03:18am Friday 18 August 2017

Students, Do You Know The Signs Of Meningitis?

Students, Do You Know The Signs Of Meningitis?

Meningitis is a potentially life-threatening disease and during Meningitis Awareness Week (17-23 September) the Public Health Agency (PHA) is reminding students to be aware of the signs and symptoms.

Teenagers and young adults (14–24 years old) are more at risk, especially when away from home with no parents around to look after them.

Meningitis is the inflammation of the linings of the brain and spinal cord, while septicaemia is the blood poisoning form of the disease. These two conditions have different sets of symptoms and may occur separately or together so it is important to be aware of both.

Amy-Ruth Dunlop from Glengormley, who is starting university in Coleraine this week, is more aware than most of the signs and symptoms of meningitis after experiencing it in her early teens.

Her mother Madeline explains: “In January 2007 Amy-Ruth was very unwell and at the beginning I just put it down to a flu bug; she had a temperature, a sore head, was vomiting and just wasn’t herself. I put her to bed and kept a close eye on her, but as the evening passed she became worse and I knew something was seriously wrong. 

“I checked Amy-Ruth’s skin and I found a small, dark rash on her ankles that didn’t fade when I placed a glass on it. I immediately phoned my friend who is a GP, she gave Amy-Ruth an injection which, to this day, is what saved my daughter’s life. We took Amy-Ruth to hospital and within a matter of hours she had fallen unconscious. It all happened so fast.

“She was in a coma for several days and it was a very trying and traumatic time for us all. After a harrowing seven days and intensive antibiotics and treatment, Amy-Ruth eventually pulled through.”

Amy-Ruth was diagnosed with meningococcal septicaemia and viral meningitis. She made a full recovery and she now actively promotes awareness of the infection through the Meningitis Trust charity.

Amy, who is now 18 years old, explained: “I was 13 when I had meningitis and was lucky that I had my mum to keep an eye on me, but when I start university I will be living in student accommodation. Through my own experience, I know how quickly meningitis can take hold and the importance of getting medical help.

“I have all my friends well warned about the signs and symptoms of meningitis and if any of them become unwell I will be keeping a close eye on them as I hope they will on me.”

Meningitis is an infection that can be fatal, so it is absolutely vital that all students know the symptoms. They can appear in any order and may include:

•           A high temperature and /or vomiting;

•           Severe headache;

•           A stiff neck, aching limbs and joints;

•           A dislike of bright lights;

•           Drowsiness and /or purple rash, which does not fade when pressed.

Not everyone will have all these symptoms and if they worsen, get medical help immediately.

Dr Maureen McCartney, Consultant in Health Protection, PHA, said: “When away from home with no parents around to keep an eye on your wellbeing it is easy to neglect your own health.  Even if you are generally fit and healthy and think it is just a hangover or flu, check for the symptoms, don’t just leave it, and tell someone if you feel unwell.  Also, keep an eye on friends and housemates, if they are unwell keep checking on them – don’t just assume they will be ok.

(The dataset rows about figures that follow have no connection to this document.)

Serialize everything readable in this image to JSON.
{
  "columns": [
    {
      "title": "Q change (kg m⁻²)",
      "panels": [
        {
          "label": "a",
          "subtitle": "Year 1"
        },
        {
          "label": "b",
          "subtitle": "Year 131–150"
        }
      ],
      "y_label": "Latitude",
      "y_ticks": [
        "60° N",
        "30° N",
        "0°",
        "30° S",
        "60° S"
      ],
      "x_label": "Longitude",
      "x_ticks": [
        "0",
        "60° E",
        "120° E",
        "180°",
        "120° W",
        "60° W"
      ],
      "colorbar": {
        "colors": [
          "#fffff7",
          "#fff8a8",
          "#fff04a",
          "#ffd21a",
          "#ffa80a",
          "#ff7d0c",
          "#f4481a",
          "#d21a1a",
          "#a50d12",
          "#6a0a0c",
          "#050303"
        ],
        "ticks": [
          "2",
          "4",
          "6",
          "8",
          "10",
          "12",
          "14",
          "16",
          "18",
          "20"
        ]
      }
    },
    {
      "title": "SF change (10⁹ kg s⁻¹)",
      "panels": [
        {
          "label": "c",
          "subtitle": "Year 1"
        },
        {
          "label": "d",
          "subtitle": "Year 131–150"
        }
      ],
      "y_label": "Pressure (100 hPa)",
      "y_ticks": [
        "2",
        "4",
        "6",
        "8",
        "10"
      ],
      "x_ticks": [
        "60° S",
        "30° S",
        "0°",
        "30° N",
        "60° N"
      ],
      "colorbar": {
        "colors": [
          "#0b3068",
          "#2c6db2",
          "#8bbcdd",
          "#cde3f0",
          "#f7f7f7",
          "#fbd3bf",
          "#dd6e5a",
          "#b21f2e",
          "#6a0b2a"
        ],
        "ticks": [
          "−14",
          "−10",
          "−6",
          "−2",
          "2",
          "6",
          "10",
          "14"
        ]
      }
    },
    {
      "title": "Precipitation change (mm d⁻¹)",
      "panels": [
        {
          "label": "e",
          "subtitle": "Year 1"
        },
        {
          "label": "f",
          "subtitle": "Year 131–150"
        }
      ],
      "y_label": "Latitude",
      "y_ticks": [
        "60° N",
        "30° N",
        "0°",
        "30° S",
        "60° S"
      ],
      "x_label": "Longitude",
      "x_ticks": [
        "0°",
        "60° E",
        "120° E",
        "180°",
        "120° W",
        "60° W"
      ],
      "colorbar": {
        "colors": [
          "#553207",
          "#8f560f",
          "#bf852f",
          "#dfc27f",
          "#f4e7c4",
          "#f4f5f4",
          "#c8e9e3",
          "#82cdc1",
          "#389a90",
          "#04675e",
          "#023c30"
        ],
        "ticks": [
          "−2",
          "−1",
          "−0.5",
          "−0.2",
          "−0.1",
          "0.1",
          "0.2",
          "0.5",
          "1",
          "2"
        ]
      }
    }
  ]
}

“Coming into the colder months there is a tendency to see more cases of meningococcal meningitis, which is why it is particularly important for everyone to familiarise themselves with the signs and symptoms.

“Symptoms of meningitis are often non-specific and easily mistaken for other illnesses such as flu, but the disease can come on very quickly and it is important to seek urgent medical attention if you think meningitis is occurring.

“A very important sign is a rash which does not disappear if a glass is pressed against it. If someone develops this then they need urgent medical attention. It can appear anywhere on the body so it is important to check under clothing. However, the rash doesn’t always appear, so don’t wait for it before seeking medical attention if other signs are present.”

Further information can be found on www.meningitisuk.org

 

Notes to the editor

Meningitis symptoms in babies are:

•           high temperature, fever, possibly with cold hands and feet;

•           vomiting or refusing feeds;

•           baby may be floppy, dislike being handled;

•           high-pitched moaning, whimpering cry;

•           difficult to wake or lethargic;

•           non-blanching rash (doesn’t disappear when a glass is pressed against it).

 

Meningitis symptoms in adults and children are:

•           high temperature, fever, possibly with cold hands and feet;

•           vomiting;

•           neck stiffness;

•           non-blanching rash (doesn’t disappear when a glass is pressed against it);

•           drowsiness;

•           dislike of bright lights;

•           joint or muscle pain;

•           fits.

 Meningitis is the inflammation of the linings of the brain and spinal cord, while septicaemia is the blood poisoning form of the disease. These two conditions have different sets of symptoms and may occur separately or together. Additionally, they may be caused by a variety of different organisms, including bacteria, viruses and fungi. When caused by meningococcal bacteria, these two conditions together are known as meningococcal disease.